Above portrait of Agrippa Hull hangs in the Stockbridge Library

According to the book, Friends of Liberty: Thomas Jefferson, Tadeusz Kosciuszko, and Agrippa Hull, by Gary Nash and‎ Graham Russell Gao Hodges, Aggripa (Grippy) Hull, a freeborn black New Englander and volunteer soldier in the American Revolution, worked with Mumbet at the Theodore Sedgwick home in Stockbridge. Mumbet purchased her own land (first five acres and later another 12.5 acres) with wages she had earned working for Sedgwick which land was located near Hull’s 15 acre Cherry Hill Farm. Hull had become the wealthiest black land owner in Stockbridge. Mumbet and Hull were neighbors when Mumbet moved into her own house she purchased with her own earnings. The authors of the book mentioned above state:

“To Grippy’s delight, Elizabeth Freeman, his coworker in the Sedgwick household became his immediate neighbor at his Cherry Hill farm. Her first land purchase was in 1803 for 5 acres, which she bought jointly with Jonah Humphrey, a member of the First Church of Stockbridge who hailed from one of the town’s black families that had contributed two members to the American Revolution.

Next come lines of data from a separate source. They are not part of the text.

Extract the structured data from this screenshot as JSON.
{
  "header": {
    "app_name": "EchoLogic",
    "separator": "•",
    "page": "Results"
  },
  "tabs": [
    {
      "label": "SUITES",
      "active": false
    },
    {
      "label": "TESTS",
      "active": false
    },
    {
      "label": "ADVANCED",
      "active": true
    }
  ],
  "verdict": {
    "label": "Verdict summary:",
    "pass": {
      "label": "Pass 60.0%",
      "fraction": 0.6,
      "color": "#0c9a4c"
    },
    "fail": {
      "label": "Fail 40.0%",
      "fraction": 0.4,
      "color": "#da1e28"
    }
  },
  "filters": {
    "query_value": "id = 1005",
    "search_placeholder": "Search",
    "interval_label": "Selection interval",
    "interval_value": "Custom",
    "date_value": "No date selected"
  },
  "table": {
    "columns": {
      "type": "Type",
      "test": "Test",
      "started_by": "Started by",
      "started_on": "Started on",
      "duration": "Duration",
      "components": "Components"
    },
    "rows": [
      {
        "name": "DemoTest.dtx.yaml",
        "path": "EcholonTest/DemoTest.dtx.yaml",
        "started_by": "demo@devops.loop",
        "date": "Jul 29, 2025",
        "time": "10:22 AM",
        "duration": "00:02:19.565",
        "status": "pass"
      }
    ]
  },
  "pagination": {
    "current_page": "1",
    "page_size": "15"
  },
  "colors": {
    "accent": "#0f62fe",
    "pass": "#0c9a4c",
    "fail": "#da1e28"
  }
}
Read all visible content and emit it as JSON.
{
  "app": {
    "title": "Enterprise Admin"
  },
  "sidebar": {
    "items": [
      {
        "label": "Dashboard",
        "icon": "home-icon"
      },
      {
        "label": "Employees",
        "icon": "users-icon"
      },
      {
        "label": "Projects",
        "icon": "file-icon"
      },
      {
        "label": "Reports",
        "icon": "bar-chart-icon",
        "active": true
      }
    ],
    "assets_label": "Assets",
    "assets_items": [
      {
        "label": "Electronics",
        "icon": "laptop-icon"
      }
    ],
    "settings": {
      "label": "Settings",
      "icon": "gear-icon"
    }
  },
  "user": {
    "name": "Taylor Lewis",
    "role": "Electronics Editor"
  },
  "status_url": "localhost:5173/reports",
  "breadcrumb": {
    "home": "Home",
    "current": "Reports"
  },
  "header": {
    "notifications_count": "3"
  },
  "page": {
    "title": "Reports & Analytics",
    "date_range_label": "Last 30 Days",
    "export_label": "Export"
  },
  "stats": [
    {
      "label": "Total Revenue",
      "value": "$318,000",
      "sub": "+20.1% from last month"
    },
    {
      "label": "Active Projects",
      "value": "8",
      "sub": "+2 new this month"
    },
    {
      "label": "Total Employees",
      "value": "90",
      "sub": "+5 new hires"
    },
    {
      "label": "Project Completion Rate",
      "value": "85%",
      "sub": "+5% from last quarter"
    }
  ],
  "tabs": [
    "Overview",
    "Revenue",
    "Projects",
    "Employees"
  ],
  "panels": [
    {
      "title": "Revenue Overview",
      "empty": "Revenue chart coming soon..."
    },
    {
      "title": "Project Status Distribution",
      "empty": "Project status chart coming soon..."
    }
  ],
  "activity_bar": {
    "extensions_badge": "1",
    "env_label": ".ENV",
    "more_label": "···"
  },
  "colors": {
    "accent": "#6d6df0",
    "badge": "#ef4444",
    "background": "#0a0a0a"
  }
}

In 1807 she added a second property of 12.5 acres just down the county road from Hull’s homestead and then purchased Jonah Humphrey’s half of their Cherry Hill farm in 1811.”

Agrippa Hull was an extraordinary man with sharp wit. The same source above tells this anecdote:

“Stockbridge’s early historian, Electa Jones, recalled how Agrippa and the man he was serving—probably Sedgwick—were attending the same church when ‘a distinguished mulatto preacher’ gave the sermon. “On coming out of the house, the gentleman said to Agrippa, ‘Well, how do you like nigger preaching?’ ‘Sir,’ he promptly retorted, ‘he was half black and half white; I liked my half, how did you like yours?’ “”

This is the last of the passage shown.